- Born: 16 July 1856 Carrying Place, Ontario
- Died: 19 February 1922 (aged 65) Toronto
- Branch: Canadian Militia
- Service years: 1881-1920
- Rank: Major General
- Unit: Argyll Light Infantry
- Commands: Deputy Adjutant General, Canadian Militia Director of Supplies and Transport, Canadian Army Service Corps Quartermaster General, Canadian Militia
- Conflicts: Second Boer War First World War
- Awards: Companion of the Order of St Michael and St George

= James Lyons Biggar (general) =

Canadian general

James Lyons Biggar, (16 July 1856 – 19 February 1922) was one of Canada's earliest senior military officers.

== Early life ==
He was born to James Lyons Biggar M.P. at Carrying Place, Ontario. He attended school locally (Trenton Grammar School) and at Upper Canada College, Toronto. Canada was a young country, having become a federal and provincial political entity in 1867 through the process known as Canadian Confederation. As the nation grew and matured with the addition of new provinces, so too did the nation begin to develop its own unique institutions including: the courts of law, customs and tariffs, and the military, among others. In 1881, Biggar entered military service (permanent force) as a lieutenant in the 15th Battalion, Argyll Light Infantry, serving with that unit until 1901. In 1882 he married Mary Scott Elliot. The Biggars had three children: namely, Arthur Lyons, Violet Isabel and Percival Elliot.

==South African War==
During the period 1898 to 1902, and subsequently, in 1914 to 1919, Canada responded to international requests for aid by authorizing the deployment of military forces abroad thereby establishing an enviable tradition. First, the South African War, also known as the Boer War (1898–1902) was largely a British undertaking although support was provided from across the British Empire. Biggar, then a Lieutenant Colonel, was one of the Canadian Staff Officers on location for all the major campaigns. As well, he was staff officer for overseas colonials. Biggar headed the 15th Canadian Field Hospital and served with distinction. At the conclusion of the South African War, Biggar returned to Canada where he became a Senior Staff Officer at Headquarters in Ottawa. Subsequently, he was appointed deputy adjutant general, and was tasked to organize the Canadian Army Service Corps. He also became the Director of Supplies and Transport.

==First World War==
During the period from 1914 to 1919, as a member of the British Empire (later known as the British Commonwealth), Canada established The Canadian Expeditionary Force in support of her allies as a result of Germany's continuing aggression in Europe. With the onslaught of the First World War, and because of his prior experience, Biggar was tasked to organize the No. 13 Field Ambulance in Victoria, British Columbia in 1916 as a component of the 4th Canadian Division.
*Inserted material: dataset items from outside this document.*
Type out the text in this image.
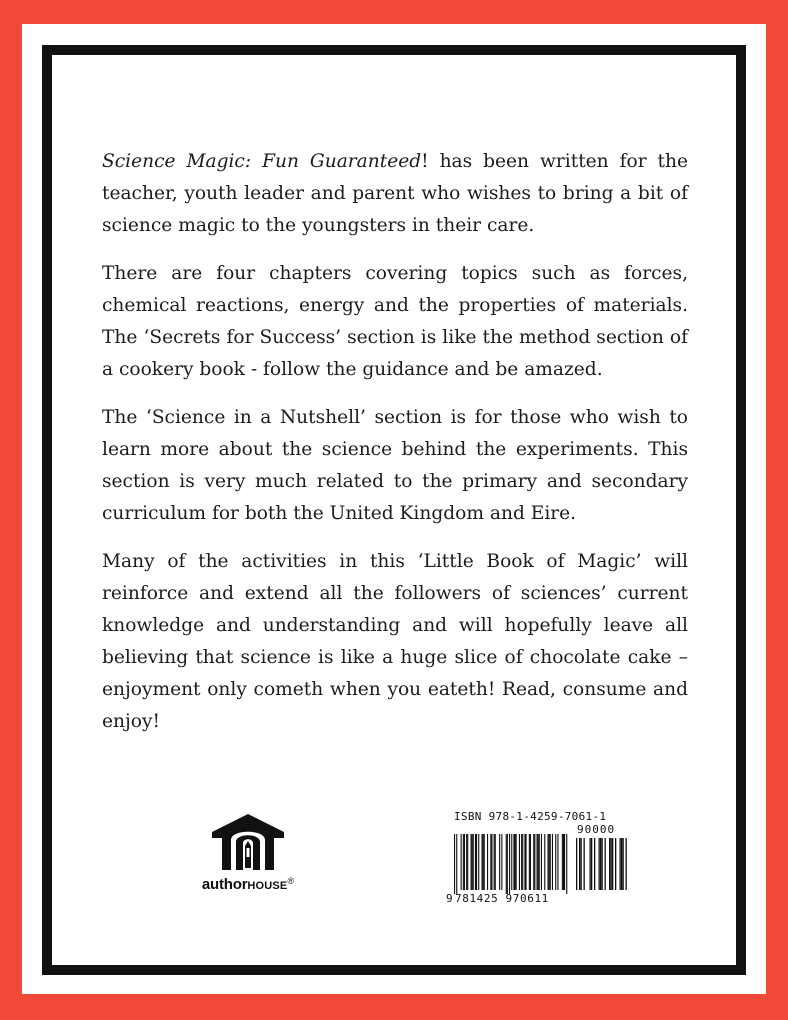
Science Magic: Fun Guaranteed! has been written for the teacher, youth leader and parent who wishes to bring a bit of science magic to the youngsters in their care.

There are four chapters covering topics such as forces, chemical reactions, energy and the properties of materials. The ‘Secrets for Success’ section is like the method section of a cookery book - follow the guidance and be amazed.

The ‘Science in a Nutshell’ section is for those who wish to learn more about the science behind the experiments. This section is very much related to the primary and secondary curriculum for both the United Kingdom and Eire.

Many of the activities in this ‘Little Book of Magic’ will reinforce and extend all the followers of sciences’ current knowledge and understanding and will hopefully leave all believing that science is like a huge slice of chocolate cake – enjoyment only cometh when you eateth! Read, consume and enjoy!

authorHOUSE®
ISBN 978-1-4259-7061-1
90000
9 781425 970611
In 1917 Biggar was promoted to Quartermaster General to facilitate the war effort in an effective and efficient manner.

During this war, Canada had raised a force of 600,000 in spite of its national population being only six million. Of those, 60,000 were subsequently killed. As a direct result of the heroic efforts and sacrifices made by so many Canadians, Canada won wide respect and support in becoming an independent country.

In 1920 Biggar retired from the Canadian Militia after 39 years of distinguished service for his country.

He died at Toronto 19 February 1922.

==Legacy==
Erected by his wife and children, a memorial plaque at St. Andrew's Presbyterian Church (Ottawa) is dedicated to Major General James Lyons Biggar, C.M.G., Quartermaster General of Canada.